Da kann niemand sitzen bleiben

Samstagnachmittags treffen sich die Pontosgriechen zum Tanzen

03.01.2018

Samstagnachmittags treffen sich die Pontosgriechen zum Tanzen

Panagiota ist zehn Jahre alt und die jüngste Tänzerin, die an diesem Samstagnachmittag ins Weilheimer Kneiple zur Probe kommt. Zu den mitreißenden, rhythmischen Klängen von Lyra, Trommel und Pfeife vollführen ihre Füße hochkomplizierte Bewegungsabläufe in sambaähnlicher Geschwindigkeit. Sie tanzt hochkonzentriert und trotzdem locker als letztes Glied einer Menschenkette aus meist jungen Männern und Frauen.

Eleftherios Ekoutsidis ist Präsident des Tanzvereins der Pontosgriechen in Tübingen. Pontosgriechen lebten bis zu Beginn des 20. Jahrhunderts an der türkischen Schwarzmeerküste. Zwischen 1916 und 1923 wurden sie – wie die Armenier – aus ihrer Heimat vertrieben oder umgebracht. Die Türken waren dabei nicht zimperlich. Dutzende von Dörfern wurden geplündert und verbrannt, etwa 353 000 Menschen kamen ums Leben, vor allem Frauen und Kinder.

Pontosgriechen sprachen eine eigene Sprache, die dem Altgriechischen noch sehr nahe ist. „Mein Großvater hat das noch gesprochen“, meint Eleftherios. Er konnte auch noch zwei oder drei der Tänze, die heute zum Repertoire des Tübinger Tanzvereins gehören.
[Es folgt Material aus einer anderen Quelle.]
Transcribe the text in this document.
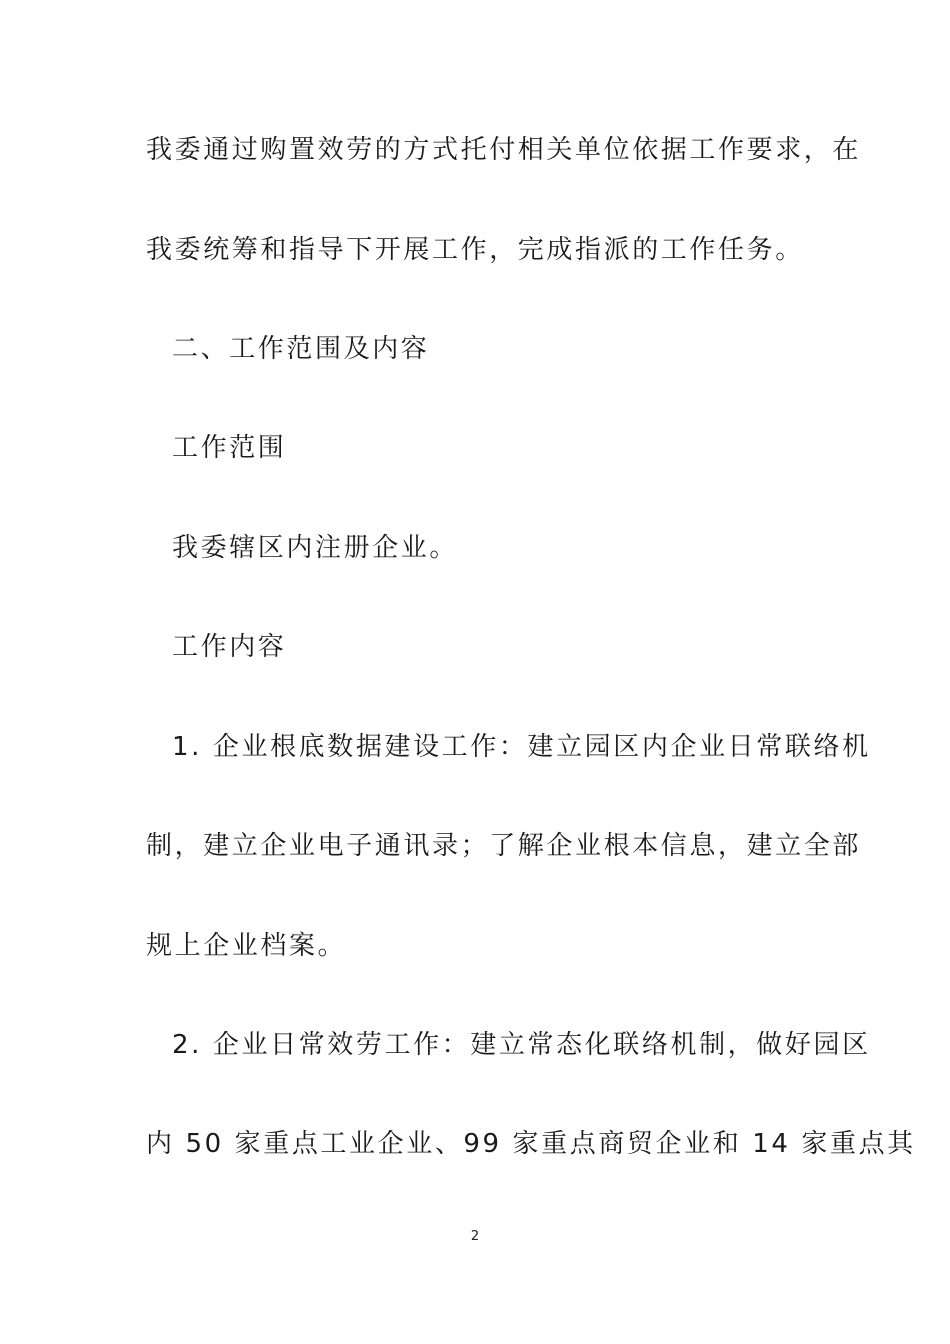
我委通过购置效劳的方式托付相关单位依据工作要求，在
我委统筹和指导下开展工作，完成指派的工作任务。
二、工作范围及内容
工作范围
我委辖区内注册企业。
工作内容
1. 企业根底数据建设工作：建立园区内企业日常联络机
制，建立企业电子通讯录；了解企业根本信息，建立全部
规上企业档案。
2. 企业日常效劳工作：建立常态化联络机制，做好园区
内 50 家重点工业企业、99 家重点商贸企业和 14 家重点其
2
Da die Pontosgriechen bereits vor hundert Jahren ihre Heimat verlassen mussten, sind die Großeltern und Eltern Griechen aus Griechenland. „Aber über die Vereine vermitteln wir noch die pontosgriechische Kultur, die Sprache, die Musik und die Tänze. Wir sind ein Trachtenverein und auf unseren Auftritten tragen wir die Kleidung, die die Pontosgriechen vor über hundert Jahren getragen haben. Wir möchten, dass unsere Kinder mit Griechenland noch etwas anderes verbinden als Geld oder Krise.“

Etwa 30 Tänzerinnen und Tänzer gehören zum Tanzverein, heute sind es achtzehn, die sich der Größe nach aufstellen und in einem offenen Kreis tanzen, Solisten gibt es keine. Der Anführer gibt die Kommandos, ähnlich wie beim Squaredance. Die Geschwindigkeit ist atemberaubend, etwa wie bei einer Samba. Es gibt eine ganze Reihe Tänze, die nur zu speziellen Anlässen getanzt werden, zum Beispiel bei einer Hochzeit oder anlässlich der Geburt eines Kindes, einige Tänze werden ausschließlich von Männern getanzt und symbolisieren die Kriegsvorbereitung. Die Tänze sind mit all ihren regionalen Variationen alle schriftlich und mündlich überliefert. Pontosgriechen tanzen übrigens keinen Sirtaki.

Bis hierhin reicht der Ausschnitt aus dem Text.